Farm to Fork headed to Liberty Hill
By Rachel Madison
A familiar location in town will be home to a new restaurant in early 2021. Formerly the home of Hobo Junction, Farm to Fork is slated to open its second location in the same building, once renovations are complete.
Since purchasing the Hobo Junction building in late 2017, Anderson Price, president of Life Long Property Management, has been excited to see what the restaurant’s potential is.
“We have bought several retail buildings in Liberty Hill, and when we saw Hobo Junction for sale, I talked to my partner,” he said. “We wanted to preserve the funky, old aspect of the place. We didn’t want to tear it down and put a Taco Bell there, which would have been the easy thing to do, but we wanted to keep what was unique about the restaurant. We wanted to keep that little piece of Liberty Hill there.”
Improvements to the restaurant started in mid-2018, when former owner Nacona McDowell was still there running Hobo Junction. But because of the building’s condition and lack of insurance approval, the restaurant was closed in March 2020. McDowell had talked with Price about remodeling the building, but over time, and after opening the Junction Café in Bertram, she decided to dedicate more time to that location and move on from Liberty Hill. That’s when Farm to Fork came into the picture, Price said.
“We’re talking with Amy Schaffner, who runs Farm to Fork in Leander,” he said. “It’s a delicious place. I happened to be eating there and I brought it up with the owners that we were in the process of remodeling this building and our current tenant wasn’t interested in continuing to operate, and they were excited.”
Price said the lease is not a “done deal” yet, but they are working on the final lease terms as well as kitchen design and associated costs, and then his hope is to announce that Farm to Fork will be the new tenant.
“Amy grew up eating at Hobo Junction, and her food is very similar to the food that has been served at Hobo Junction over the years,” Price said. “It made sense to have another chef with ties to the area serving a similar type of fare.”
The remodeling process has taken much longer than initially expected, Price said, adding that the coronavirus pandemic added another layer to an already difficult permitting process. The permit for the building was submitted in January 2019 and was not approved until July 2020.
“We were trying to get a permit from the City [of Liberty Hill] for over a year, and it was extremely difficult to get that done,” he said. “Hobo Junction was in a historical building, and it has a certain amount of character we want to preserve. However, if you have to abide by every single new rule created since these buildings were done, it’s impossible to save those buildings. The costs of abiding by those rules—you just can’t do it. You’re better off tearing the building down.”
Price added that the contractor and his team are working as quickly as they can on the project, but with delays of materials due to the coronavirus and working within the City’s rules, it’s slowed the process significantly.
“We’ve done as good a job as we can to abide by the rules but also keep the original character of that building,” he said. “It would have been cheaper to tear the building down, but we wanted to preserve the artwork on the interior and exterior, because those murals are a part of Liberty Hill, and we did what we could to keep the memory of Hobo Junction alive.”
Price said a name change to the restaurant is up to Schaffner, but that the menu will change to focus more on scratch-style cooking, which is what Farm to Fork is known for.
The kitchen Hobo Junction staff was working with was not great, Price said, adding that it was small, and there was not enough room for storage, staff or equipment. The kitchen is now three times the size, has all new equipment, and provides a much better facility to put out higher quality and more food, Price added.
Once the kitchen design is finished, the next steps will be plumbing and electrical, followed by drywall and carpentry.

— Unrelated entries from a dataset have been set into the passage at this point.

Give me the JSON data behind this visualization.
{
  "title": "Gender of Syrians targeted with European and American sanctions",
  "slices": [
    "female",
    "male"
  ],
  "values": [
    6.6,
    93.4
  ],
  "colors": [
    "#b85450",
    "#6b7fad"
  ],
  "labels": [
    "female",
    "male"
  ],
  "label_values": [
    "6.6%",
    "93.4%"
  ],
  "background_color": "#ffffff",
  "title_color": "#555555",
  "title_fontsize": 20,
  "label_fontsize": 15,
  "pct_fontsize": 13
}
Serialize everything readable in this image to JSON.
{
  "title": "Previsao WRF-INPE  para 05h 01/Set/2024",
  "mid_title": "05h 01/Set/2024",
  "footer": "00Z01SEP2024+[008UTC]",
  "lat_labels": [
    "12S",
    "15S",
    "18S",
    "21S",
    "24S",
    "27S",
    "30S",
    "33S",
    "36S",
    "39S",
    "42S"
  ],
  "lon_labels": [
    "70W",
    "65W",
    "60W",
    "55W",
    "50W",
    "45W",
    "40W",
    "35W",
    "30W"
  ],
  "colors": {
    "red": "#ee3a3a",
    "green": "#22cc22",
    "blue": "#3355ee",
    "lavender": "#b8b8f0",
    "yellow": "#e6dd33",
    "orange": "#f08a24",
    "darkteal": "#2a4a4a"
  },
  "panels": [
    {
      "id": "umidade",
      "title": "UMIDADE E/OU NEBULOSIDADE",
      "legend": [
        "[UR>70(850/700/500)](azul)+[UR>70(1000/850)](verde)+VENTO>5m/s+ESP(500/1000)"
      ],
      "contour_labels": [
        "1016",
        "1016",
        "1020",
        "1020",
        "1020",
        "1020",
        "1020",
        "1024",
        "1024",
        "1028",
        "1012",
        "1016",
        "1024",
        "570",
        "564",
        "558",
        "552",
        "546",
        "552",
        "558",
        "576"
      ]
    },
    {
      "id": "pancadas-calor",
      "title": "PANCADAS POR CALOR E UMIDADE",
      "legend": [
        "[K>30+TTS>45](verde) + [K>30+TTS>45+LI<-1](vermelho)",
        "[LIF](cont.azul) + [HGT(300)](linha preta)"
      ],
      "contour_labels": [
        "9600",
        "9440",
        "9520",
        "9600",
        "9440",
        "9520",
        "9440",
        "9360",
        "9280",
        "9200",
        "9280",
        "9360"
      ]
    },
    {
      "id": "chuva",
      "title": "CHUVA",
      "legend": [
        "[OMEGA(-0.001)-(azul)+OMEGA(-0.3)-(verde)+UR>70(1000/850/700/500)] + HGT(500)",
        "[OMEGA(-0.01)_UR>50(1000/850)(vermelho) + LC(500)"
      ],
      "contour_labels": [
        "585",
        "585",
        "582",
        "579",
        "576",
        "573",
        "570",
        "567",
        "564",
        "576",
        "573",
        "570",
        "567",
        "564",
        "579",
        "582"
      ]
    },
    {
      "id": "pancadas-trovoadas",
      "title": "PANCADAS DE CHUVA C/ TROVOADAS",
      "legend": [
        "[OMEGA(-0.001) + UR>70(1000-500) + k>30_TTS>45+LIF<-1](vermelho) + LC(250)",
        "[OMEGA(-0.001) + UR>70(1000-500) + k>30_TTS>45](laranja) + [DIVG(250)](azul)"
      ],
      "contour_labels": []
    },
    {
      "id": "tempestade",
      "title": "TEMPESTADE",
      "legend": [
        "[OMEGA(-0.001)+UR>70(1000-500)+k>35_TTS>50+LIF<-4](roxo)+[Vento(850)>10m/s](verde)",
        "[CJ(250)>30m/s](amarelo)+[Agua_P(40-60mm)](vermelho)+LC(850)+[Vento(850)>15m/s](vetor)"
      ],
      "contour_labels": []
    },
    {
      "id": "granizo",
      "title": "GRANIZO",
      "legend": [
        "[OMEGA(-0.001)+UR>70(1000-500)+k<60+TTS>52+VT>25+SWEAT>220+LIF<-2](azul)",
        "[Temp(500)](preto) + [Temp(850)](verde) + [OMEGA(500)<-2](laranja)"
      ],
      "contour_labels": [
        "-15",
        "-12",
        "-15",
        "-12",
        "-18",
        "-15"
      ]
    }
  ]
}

All new windows were recently installed, the ceiling was raised, and major improvements were made to the AC unit and bathrooms.
“As soon as the building is done, we will have to get a certificate of occupancy, but as soon as we have that, we hope to have Amy up and running within a couple of weeks,” Price said. “We are hopeful to have everything done by end of the first quarter of 2021 and open then.”
If the City allows it, Price said he also hopes to put in outdoor seating, with picnic tables along the tree line parallel to the railroad tracks.
“We’d love to do drink and appetizer service outside, and create a really family-friendly environment,” he said. “Tentative plans include adding a playground, so if you go, you can sit outside and order nachos and beer and watch your kids play. That’s something Liberty Hill will benefit from, and that’s the kind of place people like to go. All of that will be dictated by what the City of Liberty Hill and local fire officials allow us to do.”
Price said ultimately, he is looking forward to giving Hobo Junction the facelift it needs while keeping it a part of the community.
“We put in retail strip centers and those are great, but a brand-new retail strip center never has the character of an old restaurant going back 75 years that most people who live in Liberty Hill went to when they were kids,” Price said. “That’s why we did our best to keep its character. It won’t be a brand-new restaurant, just a better version of what was already there.”